また大人とは規格サイズが違うので、注射や点滴など何にしても細心の注意を払わなくてはいけません。

元々不安感が強い私は、何度確認してもこれで大丈夫かな?という思いが付きまといました。

また指導する先輩も間違いがあってはいけないし、成人の看護とは違うので、後輩である新人の私をしっかり指導しなければという思いがあったのでしょうね。

そのため徹底的なマンツーマンでの指導があったのですね。その指導を4月の始めから受けていたため、わたしには、もう辛い、早く辞めたいとおもうようになりました。

正直私は看護師として就職をしましたが、指導の辛さからすぐにこんなに辛いはずじゃなかった、もう辞めたいなと思うようになりました。

またそこにはもう一つの理由がありました。その理由の一つは、上記の国家試験の発表日が絡んでいます。

私たち看護師見込は、4月1日から就職しても看護師の国家資格の合格発表があるまでは、まだ正式な看護師ではありません。

看護師として合格したとわかっているわけではないのに、こんなに辛い指導があるのか?またもしもここまで指導を受けているのに、不合格だったらどうしようという不安も一杯だったからです。

この不安は、看護師の国家試験合格発表の前が一番強かったですね。

でもどうやって解決をすることが出来たのか?その看護師の合格発表は、同じクラスの代表が2名現地に見に行きました。

そしてその目でみんなの合格を確認してきたのですね。そして合格がわかった後の週末に、みんなでお祝いを兼ねてプチ同窓会をしたのです。

そこでみんなも同じような不安を抱えていることを知りました。

看護師見込の間から、国家試験の発表までは、本当に不安で押しつぶされそうだったこと。また正式な看護師になったわけではないのに、辛い指導があったことはみんなも同じストレスを抱えていると分かったのですね。

またそのプチ同窓会には、私たちを指導してくれた学校の教員も参加してくれました。

そこで看護師になりたての新人もつらいだろうけれど、それを指導する側もとてもストレスを抱えているという話をしてくれたのですね。

なぜなら、病院という現場は間違いがあってはならないところ。もしも新人が失敗をすれば、それを指導する先輩看護師の責任。

また新人が自信を無くすようなできことがあって、退職するという事態になると、それも先輩看護師の責任になるからです。

そのために、どのように指導するべきか、いつも先輩看護師も悩みながら指導をしているという話を聞いたのですね。

その話を聞いて、やめたくて辛いということは新人だけではないんだと思うようになりました。

また決して意地悪ではなくて、本気で指導をする気持ちが強いがゆえに、それが指導に表れていると感じたのですね。それからです、先輩の指導を素直に受けられるようになったのは。

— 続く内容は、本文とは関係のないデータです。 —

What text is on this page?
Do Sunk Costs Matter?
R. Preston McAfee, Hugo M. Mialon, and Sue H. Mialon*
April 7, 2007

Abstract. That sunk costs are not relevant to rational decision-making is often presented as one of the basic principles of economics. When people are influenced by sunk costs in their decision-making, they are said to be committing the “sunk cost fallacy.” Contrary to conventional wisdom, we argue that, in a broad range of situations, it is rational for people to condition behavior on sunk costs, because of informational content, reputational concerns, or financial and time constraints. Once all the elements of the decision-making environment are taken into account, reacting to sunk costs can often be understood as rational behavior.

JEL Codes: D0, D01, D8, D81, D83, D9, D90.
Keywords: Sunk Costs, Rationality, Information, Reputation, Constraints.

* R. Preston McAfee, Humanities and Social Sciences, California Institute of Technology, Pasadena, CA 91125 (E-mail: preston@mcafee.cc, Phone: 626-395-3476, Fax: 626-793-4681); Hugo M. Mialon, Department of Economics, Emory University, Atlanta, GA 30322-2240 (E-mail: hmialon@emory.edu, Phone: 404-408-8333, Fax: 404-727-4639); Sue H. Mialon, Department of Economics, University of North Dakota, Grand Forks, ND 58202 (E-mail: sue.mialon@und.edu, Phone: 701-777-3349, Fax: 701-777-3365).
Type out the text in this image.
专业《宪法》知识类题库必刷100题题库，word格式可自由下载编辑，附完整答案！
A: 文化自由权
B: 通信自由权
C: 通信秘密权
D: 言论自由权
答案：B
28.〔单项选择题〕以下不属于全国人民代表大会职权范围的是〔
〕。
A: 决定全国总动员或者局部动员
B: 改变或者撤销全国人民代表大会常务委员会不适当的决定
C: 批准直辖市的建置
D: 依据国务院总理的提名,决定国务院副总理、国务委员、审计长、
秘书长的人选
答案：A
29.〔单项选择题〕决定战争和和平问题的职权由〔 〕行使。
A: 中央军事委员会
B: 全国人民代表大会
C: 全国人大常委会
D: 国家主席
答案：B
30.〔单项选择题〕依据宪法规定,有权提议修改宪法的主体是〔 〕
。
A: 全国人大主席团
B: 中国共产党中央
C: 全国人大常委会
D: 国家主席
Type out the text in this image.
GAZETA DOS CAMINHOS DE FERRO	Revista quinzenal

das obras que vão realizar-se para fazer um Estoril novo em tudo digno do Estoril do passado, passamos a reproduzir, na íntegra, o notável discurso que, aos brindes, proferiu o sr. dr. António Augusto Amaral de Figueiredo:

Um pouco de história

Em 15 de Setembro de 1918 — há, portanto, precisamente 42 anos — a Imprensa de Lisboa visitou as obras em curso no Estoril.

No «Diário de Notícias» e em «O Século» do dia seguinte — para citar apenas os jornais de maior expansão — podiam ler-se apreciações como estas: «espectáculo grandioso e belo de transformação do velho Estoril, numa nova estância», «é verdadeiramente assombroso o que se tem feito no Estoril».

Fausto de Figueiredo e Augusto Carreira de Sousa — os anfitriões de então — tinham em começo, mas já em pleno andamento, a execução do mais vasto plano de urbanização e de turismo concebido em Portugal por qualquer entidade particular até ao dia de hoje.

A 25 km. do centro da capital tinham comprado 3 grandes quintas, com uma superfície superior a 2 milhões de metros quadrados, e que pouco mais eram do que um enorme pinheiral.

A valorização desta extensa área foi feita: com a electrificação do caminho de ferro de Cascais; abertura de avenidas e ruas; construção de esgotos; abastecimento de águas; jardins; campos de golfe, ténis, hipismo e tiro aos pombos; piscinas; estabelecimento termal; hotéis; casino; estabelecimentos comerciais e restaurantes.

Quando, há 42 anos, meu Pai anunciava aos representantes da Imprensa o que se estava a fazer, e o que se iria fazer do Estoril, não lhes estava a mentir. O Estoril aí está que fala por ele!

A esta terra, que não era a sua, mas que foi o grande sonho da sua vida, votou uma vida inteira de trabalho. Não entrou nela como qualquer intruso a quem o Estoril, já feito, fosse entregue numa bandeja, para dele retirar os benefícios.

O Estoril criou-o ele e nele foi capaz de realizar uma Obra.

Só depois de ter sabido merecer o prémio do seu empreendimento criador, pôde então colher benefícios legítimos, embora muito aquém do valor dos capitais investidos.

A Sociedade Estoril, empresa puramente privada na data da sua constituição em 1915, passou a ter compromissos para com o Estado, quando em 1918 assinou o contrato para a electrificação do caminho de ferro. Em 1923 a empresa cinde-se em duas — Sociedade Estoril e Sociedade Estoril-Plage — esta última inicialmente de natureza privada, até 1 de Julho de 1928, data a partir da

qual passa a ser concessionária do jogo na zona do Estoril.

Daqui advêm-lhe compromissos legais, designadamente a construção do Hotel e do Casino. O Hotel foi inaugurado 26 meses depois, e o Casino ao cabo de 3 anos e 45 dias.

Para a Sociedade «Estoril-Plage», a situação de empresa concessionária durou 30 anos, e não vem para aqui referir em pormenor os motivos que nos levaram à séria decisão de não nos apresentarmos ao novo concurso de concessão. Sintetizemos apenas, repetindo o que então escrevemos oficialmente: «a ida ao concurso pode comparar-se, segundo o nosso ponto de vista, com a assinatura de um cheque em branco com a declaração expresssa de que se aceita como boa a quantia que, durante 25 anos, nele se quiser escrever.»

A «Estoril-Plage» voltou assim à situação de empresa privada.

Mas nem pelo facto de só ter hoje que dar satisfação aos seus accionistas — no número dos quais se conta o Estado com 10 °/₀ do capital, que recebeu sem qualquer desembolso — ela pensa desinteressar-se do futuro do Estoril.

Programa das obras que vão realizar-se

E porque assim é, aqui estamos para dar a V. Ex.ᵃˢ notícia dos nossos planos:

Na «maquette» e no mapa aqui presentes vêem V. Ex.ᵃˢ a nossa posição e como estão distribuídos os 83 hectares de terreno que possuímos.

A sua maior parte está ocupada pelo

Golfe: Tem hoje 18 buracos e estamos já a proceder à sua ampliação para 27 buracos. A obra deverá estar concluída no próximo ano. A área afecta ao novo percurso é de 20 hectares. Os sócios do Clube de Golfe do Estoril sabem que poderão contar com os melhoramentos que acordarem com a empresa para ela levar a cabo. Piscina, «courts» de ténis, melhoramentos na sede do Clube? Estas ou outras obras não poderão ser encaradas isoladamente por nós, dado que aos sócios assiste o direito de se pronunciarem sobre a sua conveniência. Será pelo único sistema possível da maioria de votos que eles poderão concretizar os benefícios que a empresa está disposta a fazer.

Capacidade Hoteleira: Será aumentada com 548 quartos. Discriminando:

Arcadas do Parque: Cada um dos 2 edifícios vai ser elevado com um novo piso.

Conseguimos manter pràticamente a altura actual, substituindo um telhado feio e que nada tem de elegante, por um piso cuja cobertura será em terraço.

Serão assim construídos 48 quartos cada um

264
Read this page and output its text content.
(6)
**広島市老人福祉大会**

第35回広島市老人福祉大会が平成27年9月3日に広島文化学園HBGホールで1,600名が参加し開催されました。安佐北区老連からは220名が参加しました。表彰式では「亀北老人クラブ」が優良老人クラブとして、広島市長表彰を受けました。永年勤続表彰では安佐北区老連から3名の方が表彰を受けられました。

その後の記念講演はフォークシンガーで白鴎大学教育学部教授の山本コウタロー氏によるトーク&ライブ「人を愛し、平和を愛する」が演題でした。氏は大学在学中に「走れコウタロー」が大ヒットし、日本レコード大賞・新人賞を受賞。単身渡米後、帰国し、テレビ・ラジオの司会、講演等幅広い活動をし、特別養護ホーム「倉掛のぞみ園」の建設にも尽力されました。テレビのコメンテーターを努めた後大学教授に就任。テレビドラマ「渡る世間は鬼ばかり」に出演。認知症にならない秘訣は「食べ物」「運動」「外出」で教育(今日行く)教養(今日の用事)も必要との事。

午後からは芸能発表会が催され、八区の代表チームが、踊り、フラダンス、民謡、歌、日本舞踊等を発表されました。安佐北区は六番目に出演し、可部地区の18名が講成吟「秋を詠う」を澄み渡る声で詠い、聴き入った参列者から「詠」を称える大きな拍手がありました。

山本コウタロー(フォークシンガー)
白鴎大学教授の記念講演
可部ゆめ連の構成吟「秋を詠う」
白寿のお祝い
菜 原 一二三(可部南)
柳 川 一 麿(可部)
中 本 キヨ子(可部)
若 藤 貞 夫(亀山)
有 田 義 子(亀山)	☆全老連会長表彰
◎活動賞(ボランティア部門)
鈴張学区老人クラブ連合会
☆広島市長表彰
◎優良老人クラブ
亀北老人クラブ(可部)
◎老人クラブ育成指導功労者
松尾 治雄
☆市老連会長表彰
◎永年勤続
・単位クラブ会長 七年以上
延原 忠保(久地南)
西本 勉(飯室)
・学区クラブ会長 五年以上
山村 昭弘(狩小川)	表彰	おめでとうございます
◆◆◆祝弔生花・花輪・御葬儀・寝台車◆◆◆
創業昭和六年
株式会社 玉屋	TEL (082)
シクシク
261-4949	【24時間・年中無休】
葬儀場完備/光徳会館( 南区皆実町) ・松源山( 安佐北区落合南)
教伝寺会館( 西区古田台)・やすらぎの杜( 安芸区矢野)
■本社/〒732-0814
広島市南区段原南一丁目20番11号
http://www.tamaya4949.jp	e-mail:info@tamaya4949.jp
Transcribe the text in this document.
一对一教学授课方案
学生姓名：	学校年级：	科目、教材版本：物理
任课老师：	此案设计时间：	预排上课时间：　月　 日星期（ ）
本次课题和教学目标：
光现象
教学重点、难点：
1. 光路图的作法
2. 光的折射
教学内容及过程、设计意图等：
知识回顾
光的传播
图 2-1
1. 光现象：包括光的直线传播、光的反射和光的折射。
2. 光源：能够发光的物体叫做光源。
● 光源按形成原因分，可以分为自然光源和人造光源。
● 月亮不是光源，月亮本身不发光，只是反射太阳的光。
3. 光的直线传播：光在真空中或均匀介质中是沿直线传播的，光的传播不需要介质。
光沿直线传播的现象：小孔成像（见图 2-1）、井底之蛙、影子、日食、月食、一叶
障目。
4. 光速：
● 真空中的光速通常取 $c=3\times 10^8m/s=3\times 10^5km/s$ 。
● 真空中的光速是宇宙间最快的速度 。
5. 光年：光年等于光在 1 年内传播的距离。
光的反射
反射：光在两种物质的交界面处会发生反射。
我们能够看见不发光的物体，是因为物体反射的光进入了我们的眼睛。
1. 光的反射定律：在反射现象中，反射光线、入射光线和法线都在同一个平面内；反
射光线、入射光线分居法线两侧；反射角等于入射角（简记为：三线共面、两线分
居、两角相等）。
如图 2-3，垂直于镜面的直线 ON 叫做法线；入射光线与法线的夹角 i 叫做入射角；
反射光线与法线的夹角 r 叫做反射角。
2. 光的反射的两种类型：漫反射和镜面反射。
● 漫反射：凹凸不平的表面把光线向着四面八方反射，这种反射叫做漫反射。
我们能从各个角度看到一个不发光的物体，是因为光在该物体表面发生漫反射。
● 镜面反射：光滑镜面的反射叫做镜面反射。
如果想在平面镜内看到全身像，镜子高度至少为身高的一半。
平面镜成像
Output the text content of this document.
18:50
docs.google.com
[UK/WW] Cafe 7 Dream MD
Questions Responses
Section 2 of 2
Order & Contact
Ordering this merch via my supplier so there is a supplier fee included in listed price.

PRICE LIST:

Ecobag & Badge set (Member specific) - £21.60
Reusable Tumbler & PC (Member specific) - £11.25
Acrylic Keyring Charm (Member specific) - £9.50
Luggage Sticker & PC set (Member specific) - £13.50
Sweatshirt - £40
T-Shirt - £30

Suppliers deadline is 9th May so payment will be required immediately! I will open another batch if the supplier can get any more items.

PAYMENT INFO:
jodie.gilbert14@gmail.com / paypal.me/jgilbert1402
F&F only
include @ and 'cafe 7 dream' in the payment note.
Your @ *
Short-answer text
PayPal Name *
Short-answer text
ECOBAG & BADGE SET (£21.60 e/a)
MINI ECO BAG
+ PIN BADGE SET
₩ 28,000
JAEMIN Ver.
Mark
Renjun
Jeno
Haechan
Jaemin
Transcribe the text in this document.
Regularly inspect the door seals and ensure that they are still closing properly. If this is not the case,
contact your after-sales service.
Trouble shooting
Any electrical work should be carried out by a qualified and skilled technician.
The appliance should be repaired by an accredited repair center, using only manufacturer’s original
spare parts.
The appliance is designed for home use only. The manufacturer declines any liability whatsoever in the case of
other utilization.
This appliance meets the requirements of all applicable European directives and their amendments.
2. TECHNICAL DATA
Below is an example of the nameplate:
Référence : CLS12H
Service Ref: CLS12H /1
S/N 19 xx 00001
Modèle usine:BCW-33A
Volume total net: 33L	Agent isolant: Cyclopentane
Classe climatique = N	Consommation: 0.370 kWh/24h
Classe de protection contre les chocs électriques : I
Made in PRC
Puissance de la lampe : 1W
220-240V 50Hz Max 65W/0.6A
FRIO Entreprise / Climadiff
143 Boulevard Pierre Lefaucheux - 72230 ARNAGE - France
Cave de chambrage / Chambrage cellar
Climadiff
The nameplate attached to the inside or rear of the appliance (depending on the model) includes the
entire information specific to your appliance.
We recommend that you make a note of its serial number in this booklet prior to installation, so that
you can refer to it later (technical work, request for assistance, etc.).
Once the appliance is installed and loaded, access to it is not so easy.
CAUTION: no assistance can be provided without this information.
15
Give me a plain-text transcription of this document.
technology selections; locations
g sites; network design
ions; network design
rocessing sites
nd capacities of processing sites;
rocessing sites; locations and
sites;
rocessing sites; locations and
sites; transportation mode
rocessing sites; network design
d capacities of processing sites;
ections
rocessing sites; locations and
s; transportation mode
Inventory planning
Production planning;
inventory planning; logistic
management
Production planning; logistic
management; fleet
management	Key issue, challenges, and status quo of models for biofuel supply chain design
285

もしも入社してすぐに辞めたいと感じている人は、少し立ち止まって考えてみてください。

その指導は、決して意地悪で行っているわけではないでしょう。

成長を望んでしてくれる指導と感じることができたら、その指導を素直に受けることが出来るはず。

またもう少し頑張ろうと思うことが出来るはずです。そのため自分の気持ちと先輩の気持ちをもう少し考えてみませんか?